I have a large table in which I would like to replace certain values with a lookup from a static dataset. (Example below, I'd like to replace the "..." placeholder values with the actual correct ones from the static dataset)

Basically what I would need is the option to choose the return column dynamically so that I don't have to write the whole function for tens of different columns, just maybe make 1 custom function which references my static dataset, and I only need to select the value to return (since my lookup table,key and lookup column would be the same every time, and a lookup key you can define to be anything anyway.).

I could theoretically use a join and make a custom IF function to achieve this, but it would need some cleanup of the data, and I really have a lot of columns to do this on so I'd prefer to keep my step results clean instead of adding 20-30 extra columns only to then throw them out.

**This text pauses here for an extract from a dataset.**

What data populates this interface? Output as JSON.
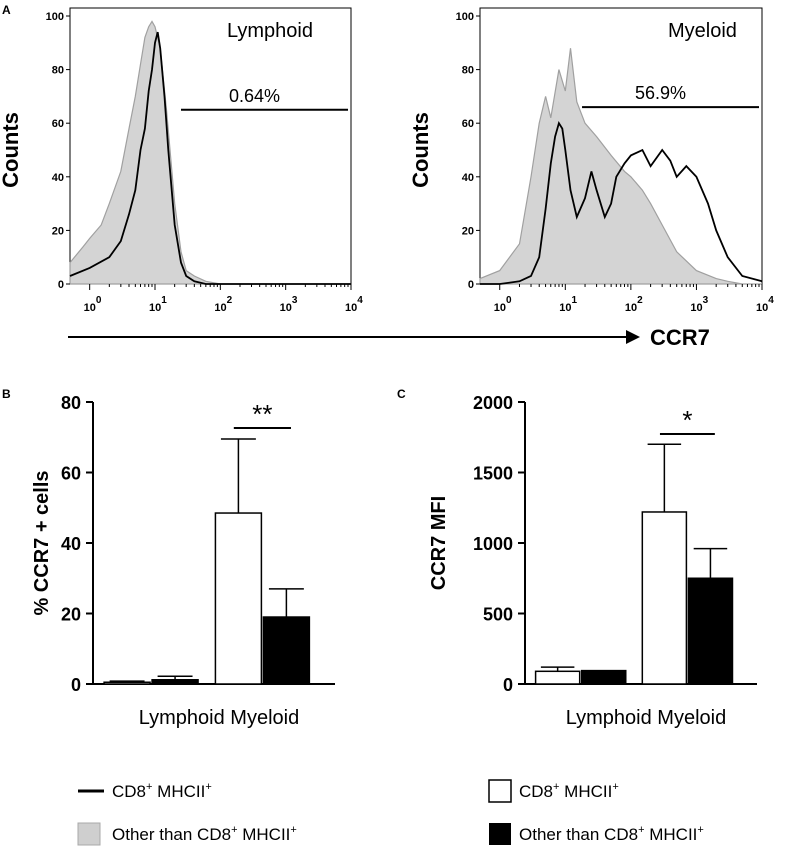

Is there an easy way to do this using a custom lookup function or should I resort to joining?



Answers

  • Josh Boxer
    Josh Boxer Administrator
    edited December 2022

    Hi Richard

    I think the way to do this is to isolate all of the '...' values so that they can be replaced

    1. use the Columns to rows step to turn the table to fix into a three column list, then Split step for rows that equal '...'
      1. Key | Attribute (column name) | Value
    2. do the same to the static dataset to turn it into a lookup table (or if it never changes then amend before creating Dataset)
    3. add a third column to both datasets that concatenates the Key and Attribute (column name) values
    4. Lookup step to search the static table concatenate column for the fix table concat column and return the Value column
    5. Transform to cleanup the fixed data removing the '...' values column, maybe rename columns
    6. Union fixed data and the unchanged data that was split
    7. Rows to columns to return the data to a wide structure
    8. Maybe a sort to order to the original
  • Danny Roden
    Danny Roden Administrator

    Hi @Richard Illyes,

    Thanks for your post. I've just had a stab at this using @Josh Boxer's recommendation as a starting point and was able to get this to work. To bring this to life a bit I've created a .dmxd file you can import to explore the solution for yourself, and have summarised the steps in this post too:

    • Use Columns to Rows to flip the data into a 2x columns table (do this for both the source data and the reference file)
    • Next use a Lookup to get the values from the reference table alongside the data to fix, and then use a Transform to replace your default value "..." with the value from the reference table:


    Then use the Rows to columns to flip the data back so it looks like this:

    And then finally use a Group and a Sort to present it in a more suitable manner:


    To help understand this more, I've attached the .dmxd file for my solution which you should be able to easily import into your instance of Data Studio (note that you'll need to be running version 2.9.4 or above).